GDC talks are full of the brightest minds in games laying all of their work out on the table for everyone to see, and while the full archive of pretty much every GDC talk ever given is unfortunately locked behind a hefty paywall (something that I understand, but should be entirely free in my opinion), there are still hundreds of them available for anyone to watch for free on YouTube right now.

If you haven’t heard of Noclip Documentaries, those are also an absolute must to watch. Along with games journalists like Jason Schreier, they’re doing some of the most important investigative work in the industry right now. They have some of the content we’d expect, like making-of interviews with devs and coverage of fun news, like a player demaking Bloodborne to look like a PS1 game.

But what they’re best known for are some of their more hard-hitting pieces, like a documentary-style investigation as to what happened in Telltale’s final hours that led to its closure, or an exposé about abuse at some of Annapurna’s smaller indie studios. Noclip always does amazing research and has interviews with those actually involved in what they’re covering — overall, it’s just good journalism.

Full disclosure

Some studios just outright make documentaries about how they make their games. A favorite of mine is Grounded: The Making of The Last of Us, which includes interviews with designers from pretty much every discipline who detail how they brought their own passion to make the game what it is.

I’m also a huge fan of the developer commentary Valve added to Portal 2, which allows you to hear stories about the game’s creation while you’re actually playing through the game.

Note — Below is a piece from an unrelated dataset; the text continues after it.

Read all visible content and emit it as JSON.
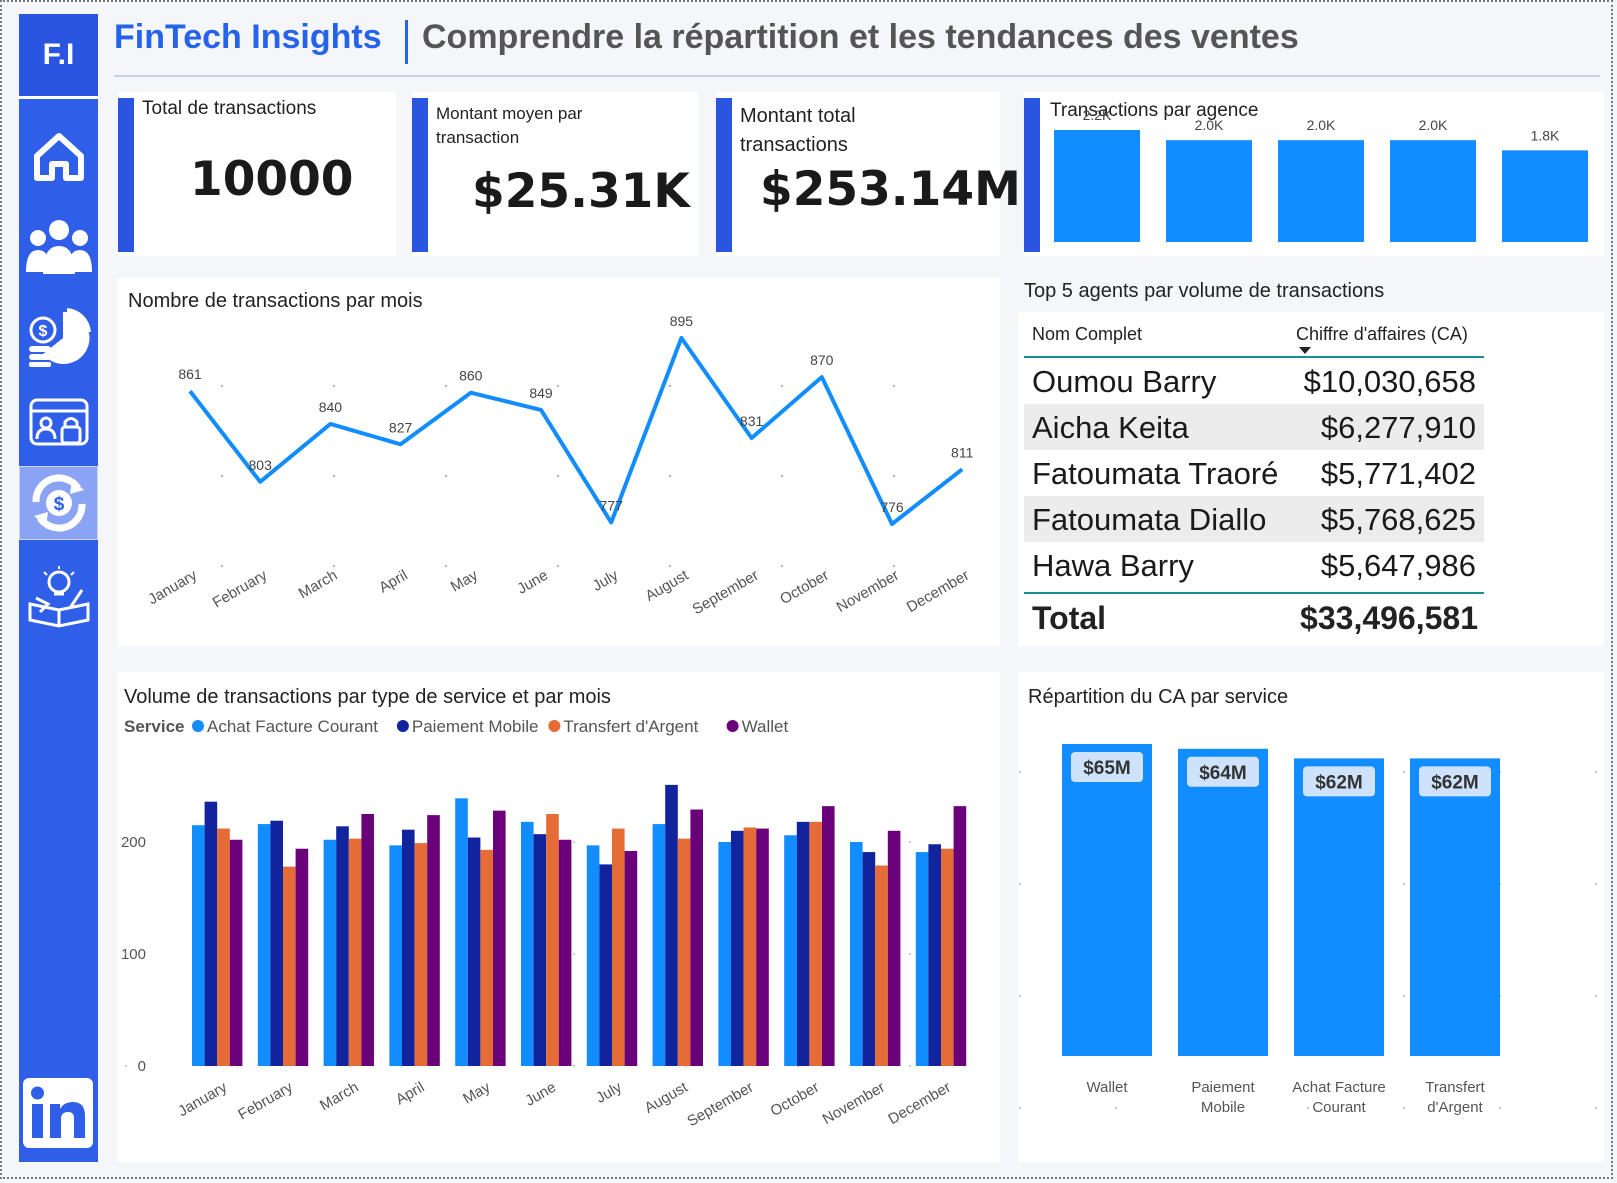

Studio MDHR has also released some in-depth footage of their process in making Cuphead, my favorite of which is a look into a recording session for the game’s soundtrack.

Think that’s more than enough to get players started? Wrong. We haven’t even touched on the print stuff yet. There are so, so many great books about game development out there. The Art of Game Design: A Book of Lenses by Jesse Schell is a great read for anyone interested in getting into the fundamentals of game design.

Jason Schreier’s Blood, Sweat, and Pixels: The Triumphant, Turbulent Stories of How Video Games Are Made and Press Reset: Ruin and Recovery in the Video Game Industry are some of the most approachable resources for players to understand how game studios actually operate.

Former Naughty Dog developers came together to publish an entire book about how they created the AI for The Last of Us, which goes into a ton of detail — including some scary-looking math. There are books from the creators of classics like Tomb Raider and Doom, and games writers compiled a series of writings about the team that made the SEGA Dreamcast.

There are some awesome podcasts out there that interview developers as well, like Game Maker’s Notebook or Game Dev Advice: The Game Developer’s Podcast — GDC even has its own podcast as well. Point is, if you’re interested in learning more about how any given studio made any given game, there is something on the internet for you.

Long story short: do your research and don’t harass people

Nothing will compare to actually being at a studio working with other developers, but gamers don’t have a right to complain that studios are keeping them in the dark when it comes to the development process. If a studio isn’t telling us something, it’s usually because they want to make sure all of their ducks are in a row before going public. Making games is so volatile and things change really fast, that if you’re too premature in releasing your info, it can easily backfire. We see this all the time with delays or games that promise more than they can actually deliver.

I understand that waiting for games patiently can be a difficult thing to do, but part of the reality of being in this industry, whether it’s as a professional or a fan, is tempering expectations in an understanding that making games takes a really, really long time, and that developers don’t owe us anything during the development cycle.

I know I’m only yelling at a small, loud minority here, but if nothing else, looking through resources like these can be a lot of fun for any hobbyists who are just interested in learning more about what goes into the games we love playing.